I have been searching for months to find the cutest winter coat. Its pretty cold here in Ohio, but everywhere I look all I can find are the typical black/tan/navy wool coats or puffy coats. I want something colorful and different (yellow, orange, purple), maybe a wool blend. Right now I have a long pink coat, but I want something new, especially since things are on the winter clearance racks! Jackets are welcome too, I wear them all year round!

Can anyone help me with maybe a good store or website? Thanks!!


----------



## Katja (Jan 15, 2007)

*I was perusing Urban Outfitters website, and they have the most adorable coat.  Let me go find it...*


----------



## Katja (Jan 15, 2007)

*What do you think?  I <3 it, but it might not be your style.  

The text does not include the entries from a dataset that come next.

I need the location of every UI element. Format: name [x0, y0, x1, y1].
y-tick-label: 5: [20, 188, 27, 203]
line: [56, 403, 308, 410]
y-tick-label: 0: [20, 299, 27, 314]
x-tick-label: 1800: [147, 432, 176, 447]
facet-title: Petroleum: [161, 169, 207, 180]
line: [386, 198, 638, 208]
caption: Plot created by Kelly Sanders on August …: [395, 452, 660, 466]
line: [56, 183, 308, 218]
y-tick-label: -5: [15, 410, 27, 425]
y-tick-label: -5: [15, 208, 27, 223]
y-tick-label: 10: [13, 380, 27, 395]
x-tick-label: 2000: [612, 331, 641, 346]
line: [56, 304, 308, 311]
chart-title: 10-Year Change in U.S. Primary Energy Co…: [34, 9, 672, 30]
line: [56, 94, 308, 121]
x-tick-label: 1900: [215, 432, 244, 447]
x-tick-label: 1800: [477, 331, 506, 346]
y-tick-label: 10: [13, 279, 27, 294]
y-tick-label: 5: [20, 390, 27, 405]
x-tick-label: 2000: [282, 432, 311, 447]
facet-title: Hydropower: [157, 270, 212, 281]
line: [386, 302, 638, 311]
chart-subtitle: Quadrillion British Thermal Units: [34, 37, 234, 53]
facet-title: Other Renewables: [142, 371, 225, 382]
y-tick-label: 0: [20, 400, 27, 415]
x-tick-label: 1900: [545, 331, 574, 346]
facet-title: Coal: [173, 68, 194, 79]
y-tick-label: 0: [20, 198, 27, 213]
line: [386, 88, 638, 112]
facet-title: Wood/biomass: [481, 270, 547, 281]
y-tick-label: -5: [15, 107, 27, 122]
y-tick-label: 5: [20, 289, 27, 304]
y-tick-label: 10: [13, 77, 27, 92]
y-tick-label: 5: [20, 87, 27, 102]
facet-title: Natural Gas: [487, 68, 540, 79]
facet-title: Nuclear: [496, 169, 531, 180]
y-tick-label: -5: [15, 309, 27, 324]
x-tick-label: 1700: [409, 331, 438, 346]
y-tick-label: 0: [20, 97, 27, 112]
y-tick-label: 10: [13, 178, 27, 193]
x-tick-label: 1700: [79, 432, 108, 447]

http://www.urbanoutfitters.com/shopp...roductID=26653*


----------



## Katja (Jan 16, 2007)

*I'm guessing you hate it. :/ 
	

	
	
		
		

		
			



*


----------



## Bernadette (Jan 16, 2007)

victoriassecret.com


----------



## csuthetaphi (Jan 16, 2007)

Quote:

   Originally Posted by *Katja* 

 
_*What do you think?  I <3 it, but it might not be your style.  

http://www.urbanoutfitters.com/shopp...roductID=26653*_

 
So cute!!! That is great because I have an Urban Outfitters near me! Thank you so much!


----------



## hyperRealGurl (Jan 17, 2007)

have u ever tried looking at Ann Taylor... yes i know that store is kinda on the $$$ side but man do they have some nice winter coats


----------



## Bernadette (Jan 17, 2007)

Quote:

   Originally Posted by *hyperRealGurl* 

 
_have u ever tried looking at Ann Taylor... yes i know that store is kinda on the $$$ side but man do they have some nice winter coats_

 
Perhaps Ann Taylor Loft, isn't that a cheaper version of Ann Taylor? Or see if there is an Ann Taylor outlet near you. That's my Mom's favorite place to shop and she always gets amazing deals.


----------